Третий звонок. Сперва тонкий, дребезжащий, а затем глухой, протяжный свисток, и поезд вздрагивает. Заиндевелые буфера с лязгом ударяются друг о друга, вагоны дергаются вперед, назад, затем длинной разноцветной вереницей медленно проплывают мимо усыпанного песком перрона.
Старый Алкснис подходит к самому краю перрона и, вытянув шею, смотрит на вагон, в который сели его Янис и Амалия. Одна рука у него голая, перчатку он держит в другой, — ею он помашет в ответ, когда дети, высунувшись из тамбура, станут махать ему, — Янис — своей гимназической фуражкой, Амалия — носовым платочком. От напряжения у него рябит в глазах. Он всем телом подается вперед, но ни фуражки Яниса, ни платочка Амалии не видно. Вот… вагон на повороте исчезает за обындевелыми липами. Исчезает и весь поезд, только с той стороны сквозь липы обратно к станции валит черный дым.
Слегка растерянный, старый Алкснис выпрямляется, отступает на несколько шагов. Потоптавшись на месте, принимается медленно натягивать на руку перчатку.
Мороз… Начало января, лютая зима…
Натянув перчатку, Алкснис вспоминает о своей трубке, собирается закурить, но передумывает. Задумчиво трет нос перчаткой, возвращается на прежнее место, наклоняется, смотрит.
— Чего высматриваешь? — раздается позади знакомый голос.
Старый Алкснис порывисто оборачивается: Линит… Тот самый Линит, что в позапрошлом году батрачил у него.
— Да я не высматриваю, — отвечает старый Алкснис с наигранным безразличием. — Так просто…
— Дети уехали? — Линит, дружески улыбаясь, подает своему бывшему хозяину руку.
— Уехали… — В голосе старого Алксниса даже слышится какая-то веселая нотка. Он снова стягивает перчатку, ищет трубку. — Пришла пора уезжать. Рождественские каникулы кончились, завтра опять начнутся занятия.
— Как же, как же, — Линит одобрительно кивает головой. — У каждого свои дела, свои заботы. Парень-то твой не скоро кончает?
— Да где там!.. Он еще только в шестом классе. Еще два года, не считая нынешнего!
— А!.. Еще два года! И дочка тоже.

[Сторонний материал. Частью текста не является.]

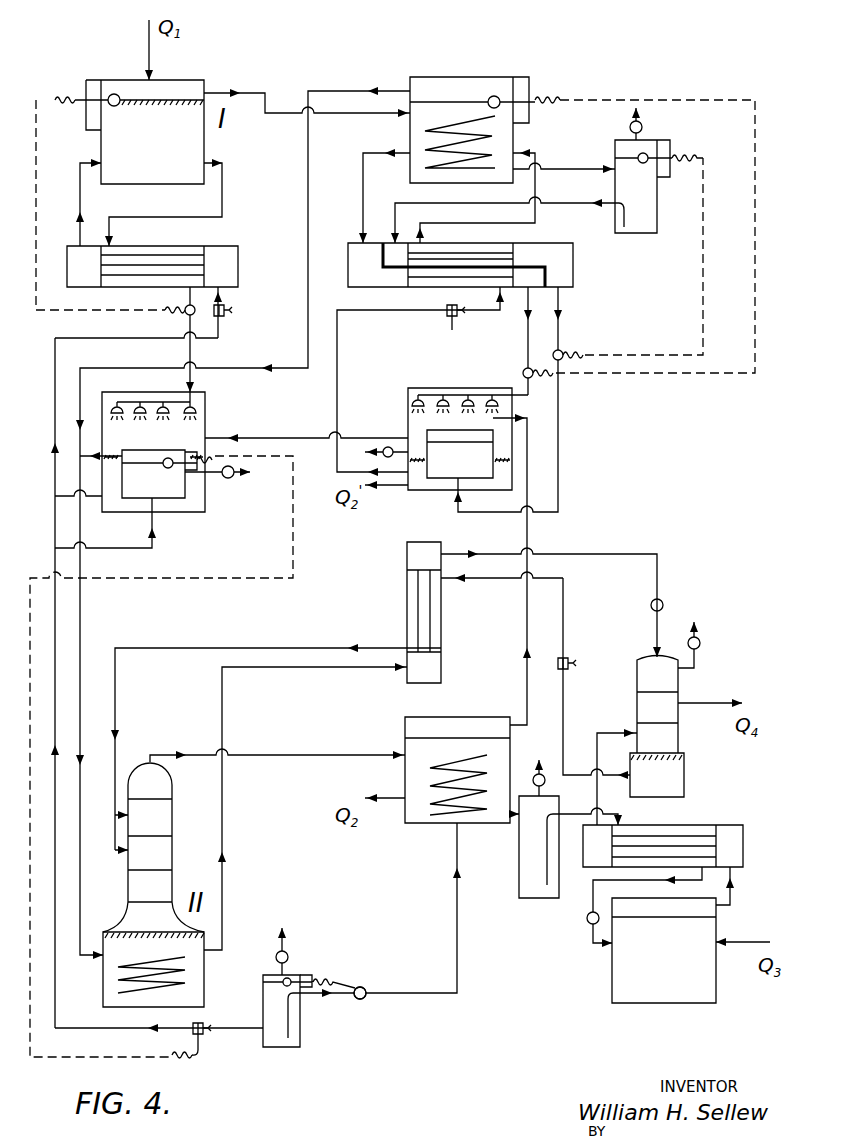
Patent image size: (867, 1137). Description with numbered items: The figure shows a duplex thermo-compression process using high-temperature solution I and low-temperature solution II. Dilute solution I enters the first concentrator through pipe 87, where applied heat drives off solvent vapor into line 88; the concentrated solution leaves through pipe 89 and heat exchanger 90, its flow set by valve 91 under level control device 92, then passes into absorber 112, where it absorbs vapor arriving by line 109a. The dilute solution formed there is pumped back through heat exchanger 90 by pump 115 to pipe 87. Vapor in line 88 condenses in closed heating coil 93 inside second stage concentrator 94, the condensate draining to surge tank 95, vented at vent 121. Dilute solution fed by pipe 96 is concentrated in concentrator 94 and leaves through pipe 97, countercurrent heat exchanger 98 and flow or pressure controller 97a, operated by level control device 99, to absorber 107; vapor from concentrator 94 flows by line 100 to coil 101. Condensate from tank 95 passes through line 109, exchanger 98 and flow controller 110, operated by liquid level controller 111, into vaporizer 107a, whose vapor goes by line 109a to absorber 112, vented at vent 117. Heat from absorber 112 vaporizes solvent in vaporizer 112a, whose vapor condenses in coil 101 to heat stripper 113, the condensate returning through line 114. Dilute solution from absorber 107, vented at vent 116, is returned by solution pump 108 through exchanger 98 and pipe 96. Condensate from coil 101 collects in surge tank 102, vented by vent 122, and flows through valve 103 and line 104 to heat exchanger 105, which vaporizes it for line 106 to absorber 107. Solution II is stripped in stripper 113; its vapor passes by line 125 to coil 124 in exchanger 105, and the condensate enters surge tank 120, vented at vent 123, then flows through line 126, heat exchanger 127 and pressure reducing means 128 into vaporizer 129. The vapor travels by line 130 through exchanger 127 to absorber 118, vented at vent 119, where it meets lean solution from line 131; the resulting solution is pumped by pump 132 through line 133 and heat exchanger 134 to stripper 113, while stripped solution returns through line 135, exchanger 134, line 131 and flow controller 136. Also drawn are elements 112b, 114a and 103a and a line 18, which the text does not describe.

The level control device 92 is at (98, 84).
The line 88 is at (258, 86).
The line 100 is at (81, 624).
The second stage concentrator 94 is at (462, 78).
The closed heating coil 93 is at (438, 147).
The level control device 99 is at (537, 98).
The pipe 97 is at (362, 194).
The pipe 96 is at (537, 222).
The line 109 is at (394, 210).
The countercurrent heat exchanger 98 is at (573, 279).
The surge tank 95 is at (640, 238).
The liquid level controller 111 is at (672, 156).
The vent 121 is at (630, 126).
The pipe 87 is at (78, 194).
The pipe 89 is at (222, 194).
The heat exchanger 90 is at (238, 278).
The valve 91 is at (186, 316).
The pump 115 is at (232, 313).
The absorber 112 is at (205, 416).
The vaporizer 112a is at (159, 474).
The level controller 112b is at (192, 452).
The line 18 is at (101, 446).
The vent 117 is at (228, 478).
The line 109a is at (302, 440).
The line 114 is at (134, 552).
The control valve 114a is at (204, 1036).
The absorber 107 is at (408, 412).
The vaporizer 107a is at (460, 454).
The vent 116 is at (385, 458).
The solution pump 108 is at (446, 318).
The flow or pressure controller 97a is at (523, 370).
The flow controller and pressure reducing means 110 is at (563, 354).
The line 106 is at (522, 530).
The heat exchanger 134 is at (406, 564).
The line 131 is at (606, 556).
The flow controller 136 is at (651, 601).
The line 133 is at (565, 640).
The pump 132 is at (580, 660).
The absorber 118 is at (657, 727).
The vent 119 is at (700, 644).
The line 130 is at (610, 732).
The heat exchanger 127 is at (744, 838).
The line 126 is at (578, 810).
The pressure reducing and flow controlling means 128 is at (587, 918).
The vaporizer 129 is at (664, 950).
The surge tank 120 is at (533, 900).
The vent 123 is at (534, 778).
The heat exchanger 105 is at (430, 824).
The coil 124 is at (488, 752).
The line 125 is at (314, 754).
The line 135 is at (223, 828).
The line 104 is at (456, 934).
The valve 103 is at (361, 986).
The stripper 113 is at (153, 847).
The coil 101 is at (184, 956).
The surge tank 102 is at (302, 1032).
The level controller 103a is at (308, 974).
The vent 122 is at (276, 954).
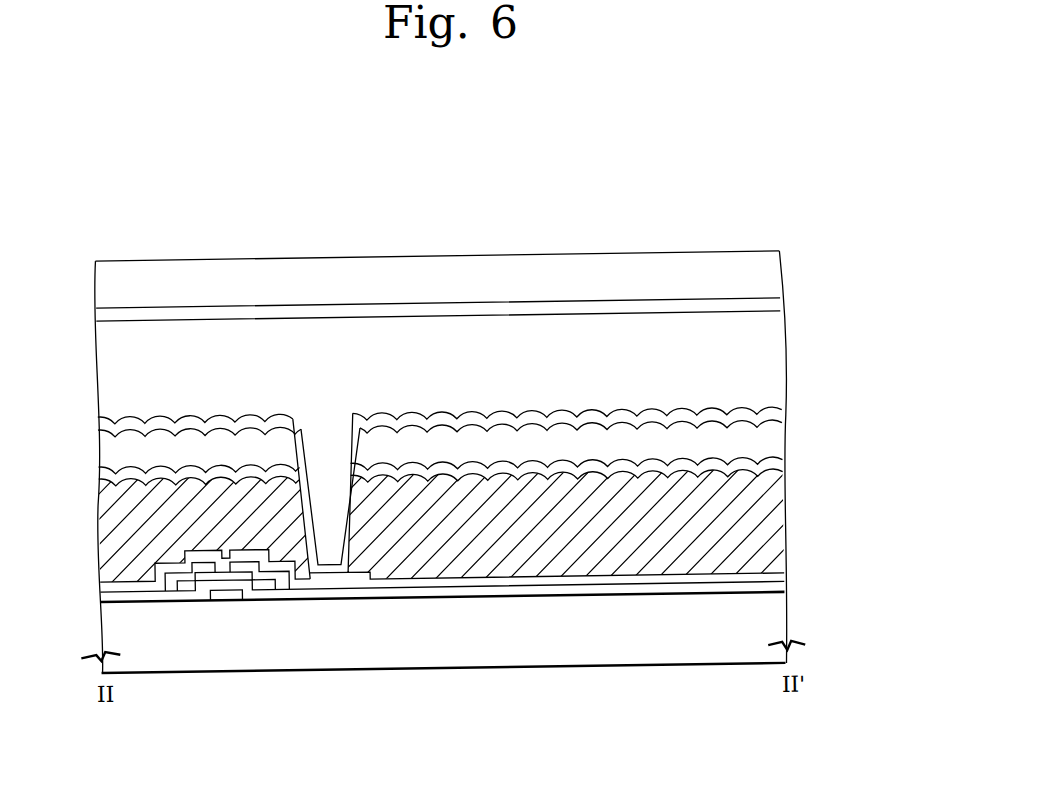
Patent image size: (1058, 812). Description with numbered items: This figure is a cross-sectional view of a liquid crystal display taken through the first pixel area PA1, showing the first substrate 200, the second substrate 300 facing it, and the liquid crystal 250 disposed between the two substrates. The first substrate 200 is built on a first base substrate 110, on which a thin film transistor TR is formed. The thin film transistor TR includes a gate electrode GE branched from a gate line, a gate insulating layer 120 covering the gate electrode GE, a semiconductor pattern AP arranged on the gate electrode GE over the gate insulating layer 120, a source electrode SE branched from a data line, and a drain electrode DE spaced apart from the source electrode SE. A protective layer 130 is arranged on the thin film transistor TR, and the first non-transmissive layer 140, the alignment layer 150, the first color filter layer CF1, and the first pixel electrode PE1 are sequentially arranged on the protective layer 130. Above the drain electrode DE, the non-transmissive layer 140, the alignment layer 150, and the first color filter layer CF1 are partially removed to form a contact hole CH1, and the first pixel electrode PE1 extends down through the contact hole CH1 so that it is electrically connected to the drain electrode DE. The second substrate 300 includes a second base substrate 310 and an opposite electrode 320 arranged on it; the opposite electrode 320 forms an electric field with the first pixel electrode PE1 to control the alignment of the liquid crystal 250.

Да, школа это тебе влетает в копеечку!
На лице старого Алксниса появляется недовольная гримаса.
— Корову и борова продали, — словно нехотя говорит он, — все деньги им с собой отдал. Деньги… что деньги — для детей не жалко.
Оба вздрагивают от звона дребезжащего станционного колокола. Сторож с торжественным видом дергает замусоленную веревку.
— Осторожно-о! — кричит станционный жандарм. Старый Алкснис с Линитом одновременно замечают товарный поезд, который, пропустив пассажирский, подходит по смежному пути к станции. Затем они медленно направляются к коновязи.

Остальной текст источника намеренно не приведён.